We do have Alice Russell's take on what went on behind the scenes- more a glimpse of real life amongst that family than anyone else has showed us- more insightful I should say. (Hiram has his own opinion, of course.)

This might be what sounds so modern-thinking...but even this insight should be realized within the context of the times:

Inquest
Alice Russell
150+
Q. I do not like to ask this question, but I feel obliged to. Did you see enough to notice what the relations were between Miss Lizzie and her mother?
A. In all my acquaintance, which is ten years sure, and most of that time has been, part of the time quite intimate, I never yet heard any wrangling in the family. I have got to answer the question, and I will say I dont think they were congenial.
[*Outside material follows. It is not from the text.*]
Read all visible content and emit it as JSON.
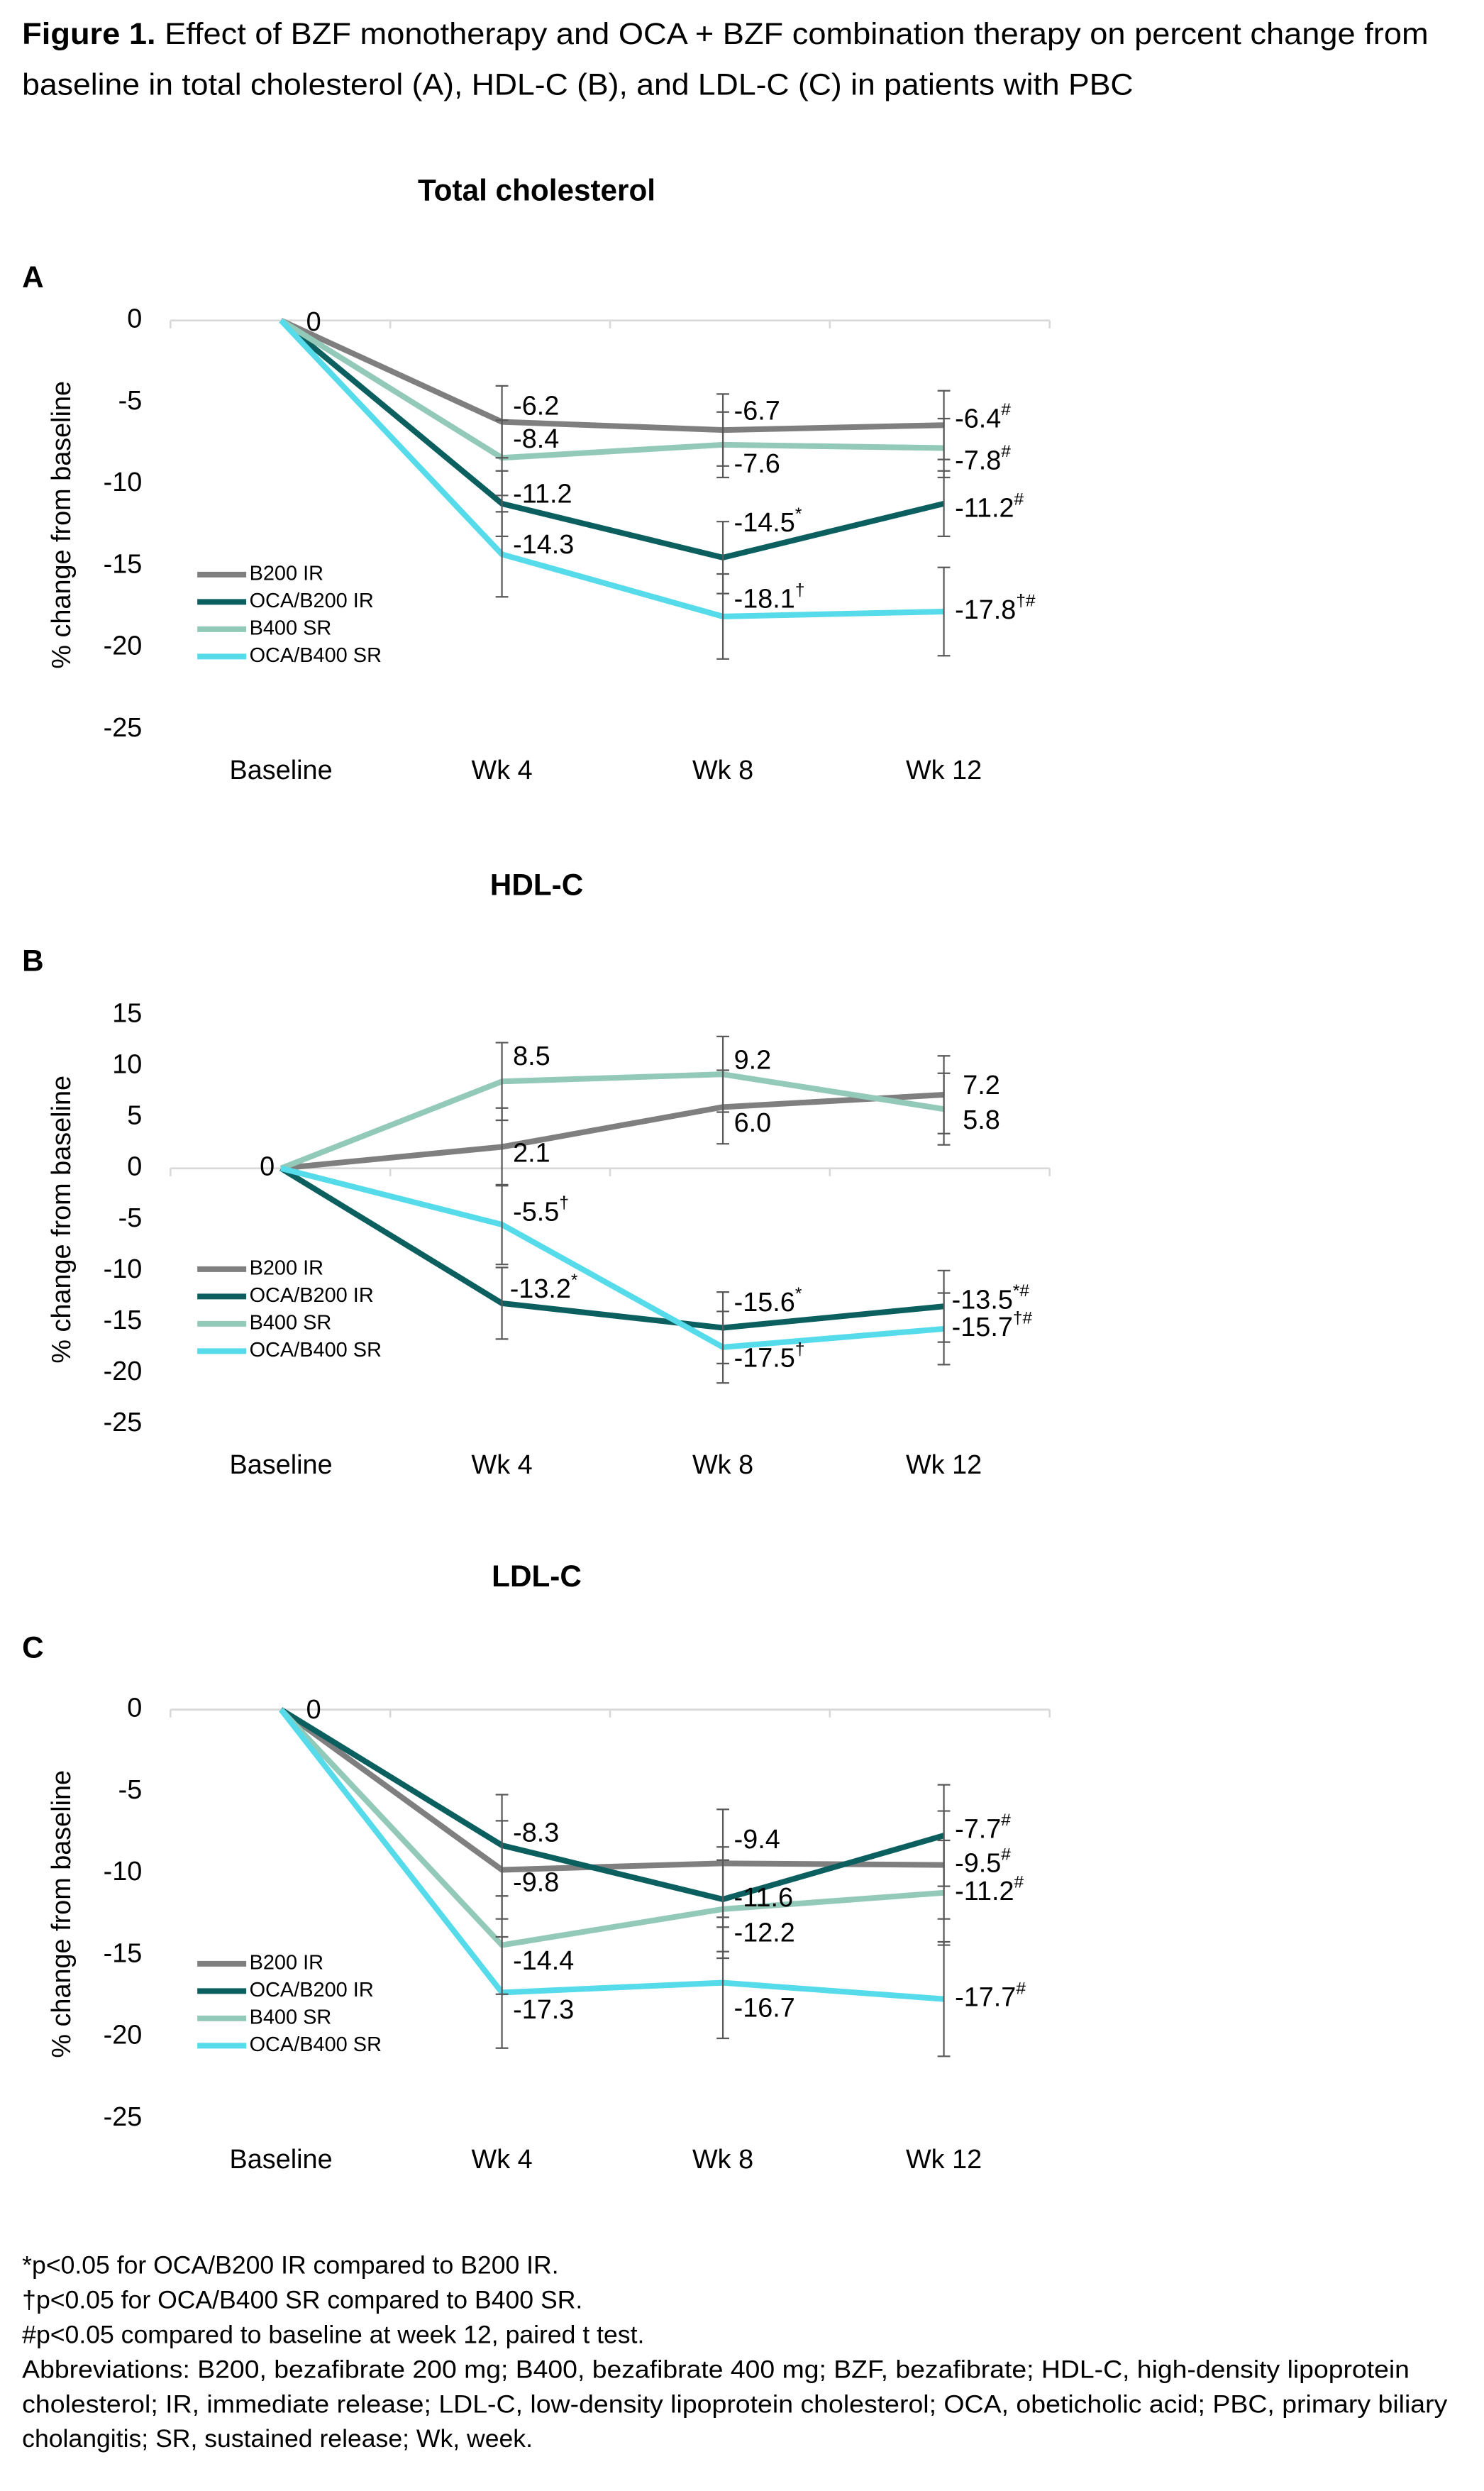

Q. What gave you the impression they were not congenial?
A. Because their tastes differed in every way; one liked one thing, and the other liked another.
Q. Were they together very much?
A. I dont think they were very much.
Q. I suppose what you say about Lizzie is also true of Emma?
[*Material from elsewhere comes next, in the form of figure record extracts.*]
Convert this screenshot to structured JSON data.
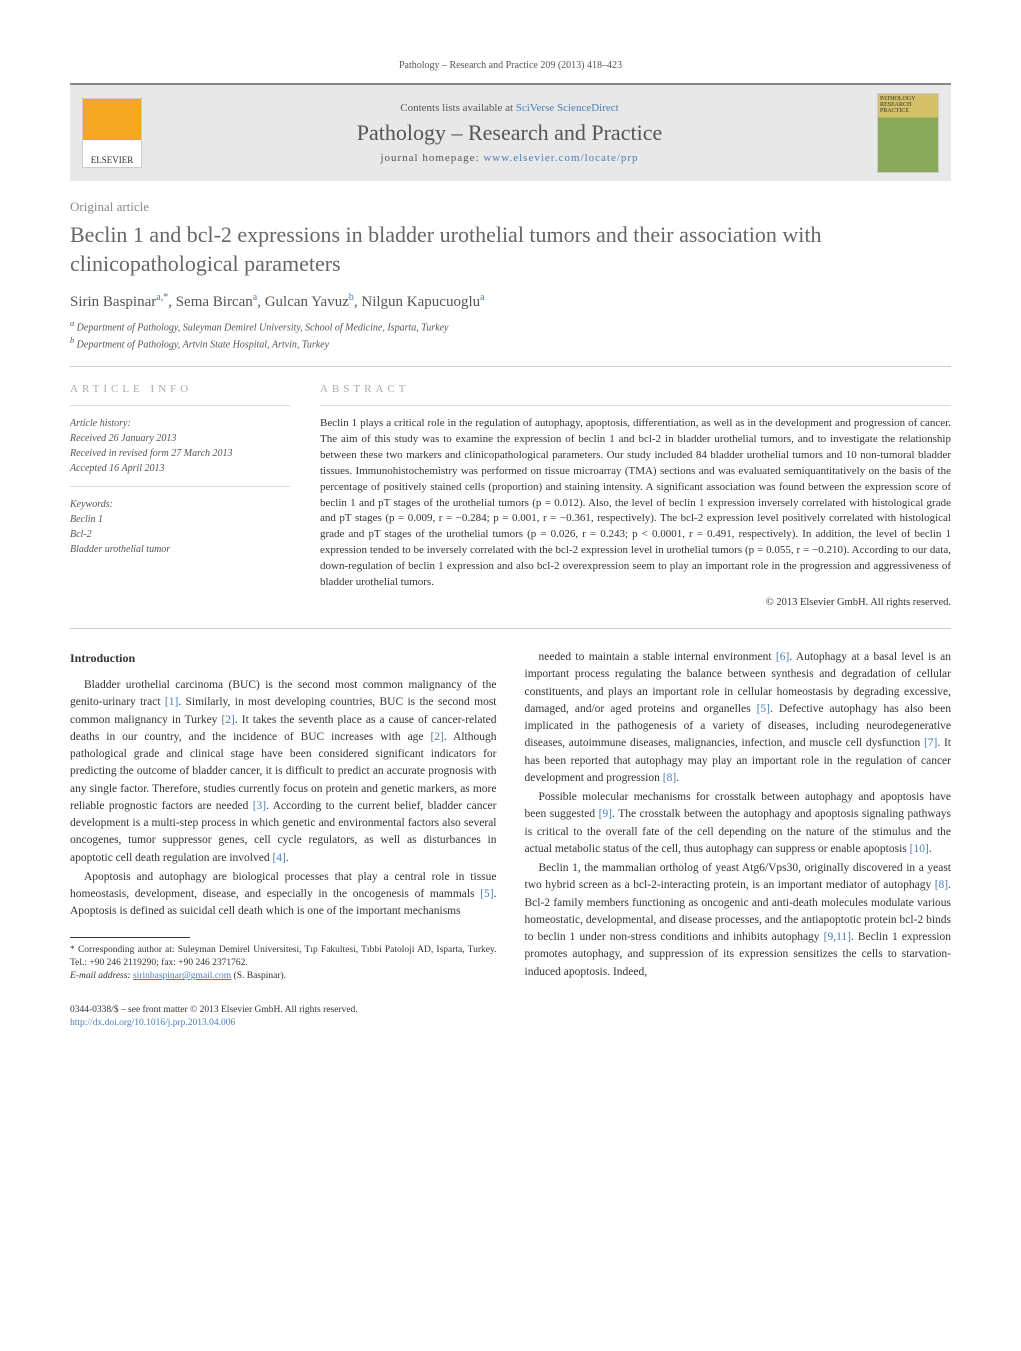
{
  "page_header": "Pathology – Research and Practice 209 (2013) 418–423",
  "contents_prefix": "Contents lists available at ",
  "contents_link": "SciVerse ScienceDirect",
  "journal_name": "Pathology – Research and Practice",
  "homepage_prefix": "journal homepage: ",
  "homepage_url": "www.elsevier.com/locate/prp",
  "publisher_logo_text": "ELSEVIER",
  "journal_cover_text": "PATHOLOGY RESEARCH PRACTICE",
  "article_type": "Original article",
  "title": "Beclin 1 and bcl-2 expressions in bladder urothelial tumors and their association with clinicopathological parameters",
  "authors": [
    {
      "name": "Sirin Baspinar",
      "aff": "a,",
      "corr": "*"
    },
    {
      "name": "Sema Bircan",
      "aff": "a",
      "corr": ""
    },
    {
      "name": "Gulcan Yavuz",
      "aff": "b",
      "corr": ""
    },
    {
      "name": "Nilgun Kapucuoglu",
      "aff": "a",
      "corr": ""
    }
  ],
  "affiliations": [
    {
      "sup": "a",
      "text": "Department of Pathology, Suleyman Demirel University, School of Medicine, Isparta, Turkey"
    },
    {
      "sup": "b",
      "text": "Department of Pathology, Artvin State Hospital, Artvin, Turkey"
    }
  ],
  "article_info_header": "article info",
  "history_label": "Article history:",
  "history": [
    "Received 26 January 2013",
    "Received in revised form 27 March 2013",
    "Accepted 16 April 2013"
  ],
  "keywords_label": "Keywords:",
  "keywords": [
    "Beclin 1",
    "Bcl-2",
    "Bladder urothelial tumor"
  ],
  "abstract_header": "abstract",
  "abstract": "Beclin 1 plays a critical role in the regulation of autophagy, apoptosis, differentiation, as well as in the development and progression of cancer. The aim of this study was to examine the expression of beclin 1 and bcl-2 in bladder urothelial tumors, and to investigate the relationship between these two markers and clinicopathological parameters. Our study included 84 bladder urothelial tumors and 10 non-tumoral bladder tissues. Immunohistochemistry was performed on tissue microarray (TMA) sections and was evaluated semiquantitatively on the basis of the percentage of positively stained cells (proportion) and staining intensity. A significant association was found between the expression score of beclin 1 and pT stages of the urothelial tumors (p = 0.012). Also, the level of beclin 1 expression inversely correlated with histological grade and pT stages (p = 0.009, r = −0.284; p = 0.001, r = −0.361, respectively). The bcl-2 expression level positively correlated with histological grade and pT stages of the urothelial tumors (p = 0.026, r = 0.243; p < 0.0001, r = 0.491, respectively). In addition, the level of beclin 1 expression tended to be inversely correlated with the bcl-2 expression level in urothelial tumors (p = 0.055, r = −0.210). According to our data, down-regulation of beclin 1 expression and also bcl-2 overexpression seem to play an important role in the progression and aggressiveness of bladder urothelial tumors.",
  "copyright": "© 2013 Elsevier GmbH. All rights reserved.",
  "intro_title": "Introduction",
  "body_left": [
    "Bladder urothelial carcinoma (BUC) is the second most common malignancy of the genito-urinary tract [1]. Similarly, in most developing countries, BUC is the second most common malignancy in Turkey [2]. It takes the seventh place as a cause of cancer-related deaths in our country, and the incidence of BUC increases with age [2]. Although pathological grade and clinical stage have been considered significant indicators for predicting the outcome of bladder cancer, it is difficult to predict an accurate prognosis with any single factor. Therefore, studies currently focus on protein and genetic markers, as more reliable prognostic factors are needed [3]. According to the current belief, bladder cancer development is a multi-step process in which genetic and environmental factors also several oncogenes, tumor suppressor genes, cell cycle regulators, as well as disturbances in apoptotic cell death regulation are involved [4].",
    "Apoptosis and autophagy are biological processes that play a central role in tissue homeostasis, development, disease, and especially in the oncogenesis of mammals [5]. Apoptosis is defined as suicidal cell death which is one of the important mechanisms"
  ],
  "body_right": [
    "needed to maintain a stable internal environment [6]. Autophagy at a basal level is an important process regulating the balance between synthesis and degradation of cellular constituents, and plays an important role in cellular homeostasis by degrading excessive, damaged, and/or aged proteins and organelles [5]. Defective autophagy has also been implicated in the pathogenesis of a variety of diseases, including neurodegenerative diseases, autoimmune diseases, malignancies, infection, and muscle cell dysfunction [7]. It has been reported that autophagy may play an important role in the regulation of cancer development and progression [8].",
    "Possible molecular mechanisms for crosstalk between autophagy and apoptosis have been suggested [9]. The crosstalk between the autophagy and apoptosis signaling pathways is critical to the overall fate of the cell depending on the nature of the stimulus and the actual metabolic status of the cell, thus autophagy can suppress or enable apoptosis [10].",
    "Beclin 1, the mammalian ortholog of yeast Atg6/Vps30, originally discovered in a yeast two hybrid screen as a bcl-2-interacting protein, is an important mediator of autophagy [8]. Bcl-2 family members functioning as oncogenic and anti-death molecules modulate various homeostatic, developmental, and disease processes, and the antiapoptotic protein bcl-2 binds to beclin 1 under non-stress conditions and inhibits autophagy [9,11]. Beclin 1 expression promotes autophagy, and suppression of its expression sensitizes the cells to starvation-induced apoptosis. Indeed,"
  ],
  "corr_footnote": {
    "marker": "*",
    "text": "Corresponding author at: Suleyman Demirel Universitesi, Tıp Fakultesi, Tıbbi Patoloji AD, Isparta, Turkey. Tel.: +90 246 2119290; fax: +90 246 2371762.",
    "email_label": "E-mail address: ",
    "email": "sirinbaspinar@gmail.com",
    "email_suffix": " (S. Baspinar)."
  },
  "bottom_meta": {
    "issn_line": "0344-0338/$ – see front matter © 2013 Elsevier GmbH. All rights reserved.",
    "doi": "http://dx.doi.org/10.1016/j.prp.2013.04.006"
  },
  "colors": {
    "link": "#4a7db5",
    "header_bg": "#e8e8e8",
    "muted": "#888",
    "text": "#333"
  }
}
A. About the same; it was not always the same, but it would be hard work to tell.
Q. I judge by your saying they had a sitting room up stairs---
A. They sat up there a great deal.
Q. Their step mother did not sit up there with them?
A. I dont think so.
Q. Did you ever hear Lizzie speak of any trouble she had had with her mother?
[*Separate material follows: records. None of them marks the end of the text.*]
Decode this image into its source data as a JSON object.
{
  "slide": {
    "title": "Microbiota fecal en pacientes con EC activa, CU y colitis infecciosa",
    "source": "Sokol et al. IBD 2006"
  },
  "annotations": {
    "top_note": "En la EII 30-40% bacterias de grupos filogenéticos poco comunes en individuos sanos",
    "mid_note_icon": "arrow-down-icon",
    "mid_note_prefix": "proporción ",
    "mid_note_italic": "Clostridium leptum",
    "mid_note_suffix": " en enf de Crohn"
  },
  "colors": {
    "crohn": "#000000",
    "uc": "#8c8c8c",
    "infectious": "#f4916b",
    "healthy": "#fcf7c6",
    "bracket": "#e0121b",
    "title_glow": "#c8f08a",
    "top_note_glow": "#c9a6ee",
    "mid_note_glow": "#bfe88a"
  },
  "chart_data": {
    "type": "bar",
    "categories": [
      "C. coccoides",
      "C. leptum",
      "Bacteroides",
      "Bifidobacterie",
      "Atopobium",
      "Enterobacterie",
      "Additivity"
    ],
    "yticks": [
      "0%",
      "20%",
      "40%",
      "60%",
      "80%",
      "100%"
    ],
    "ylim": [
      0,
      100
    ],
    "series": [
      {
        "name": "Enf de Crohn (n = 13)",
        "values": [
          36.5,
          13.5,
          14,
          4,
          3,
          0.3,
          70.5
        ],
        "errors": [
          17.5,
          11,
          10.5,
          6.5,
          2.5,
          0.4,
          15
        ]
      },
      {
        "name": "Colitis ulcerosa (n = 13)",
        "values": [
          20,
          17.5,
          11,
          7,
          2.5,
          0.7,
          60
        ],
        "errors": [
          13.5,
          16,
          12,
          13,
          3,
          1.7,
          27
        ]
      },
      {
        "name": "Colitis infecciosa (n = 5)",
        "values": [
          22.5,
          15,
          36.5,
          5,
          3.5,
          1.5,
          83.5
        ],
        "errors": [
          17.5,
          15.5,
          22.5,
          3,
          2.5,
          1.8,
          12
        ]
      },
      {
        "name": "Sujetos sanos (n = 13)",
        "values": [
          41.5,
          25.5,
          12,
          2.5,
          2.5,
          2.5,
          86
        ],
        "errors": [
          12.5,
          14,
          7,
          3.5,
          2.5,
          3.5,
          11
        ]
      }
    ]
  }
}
A. Yes, I suppose I have. I have heard her say that Mrs. Borden thought so and so; the same as any family.
Q. Did she express to you ever that she regarded her mother as untruthful or deceitful?
A. I dont think she ever did.
Q. Did she ever allude particularly to any trouble she ever had with her mother?
A. No Sir.
Q. Did she ever tell you what the trouble was?
A. Nothing further than she was a step mother. The whole thing was as far as I could see, that an own mother might have had more influence over the father; it was the father more than the mother.
Q. What do you mean?
A. The father was the head of the house; they had to do as he thought. Mrs. Borden did not control the house; the whole summing up of it, was that.
Q. Were her relations with her father cordial?
A. So far as I know. I never saw anything different.
Q. Were they congenial?
A. I should not suppose they would be - knowing their different natures.
Q. The different nature of the father and mother and Lizzie?
A. Yes, each of them.
Q. What was the difference in their natures?
A. Mr. Borden was a plain living man with ridgid ideas, and very set. They were young girls. He had earned his money, and he did not care for the things that young women in their position naturally would; and he looked upon those things--- I dont know just how to put it.
Q. He did not appreciate girls?
A. No, I dont think he did.
Q. Their ideas were more modern than his with regard to the way of living, do you mean?
A. Yes Sir.
Q. How did you get this, from the girls talk, or what you observed?
A. From what I observed. Everybody knew what Andrew Borden’s ideas were. He was a very plain living man; he did not care for anything different. It always seemed to me as if he did not see why they should care for anything different.
Q. Did they complain about it?
A. Yes, they used to think it ought to be different; there was no reason why it should not be. They used to think it might be different.
Q. Lizzie or Emma, or both?
A. Both.
Q. There never was any wrangling between them?
A. No, I never heard any. They had quite refined ideas, and they would like to have been cultured girls, and would like to have had different advantages, and it would natural for girls to express themselves that way. I think it would have been very unnatural if they had not.
Q. He did not give them the advantages of education that they thought they ought to have had?
A. I dont know as it is just that; but people cannot go and do and have, unless they have ample means to do it.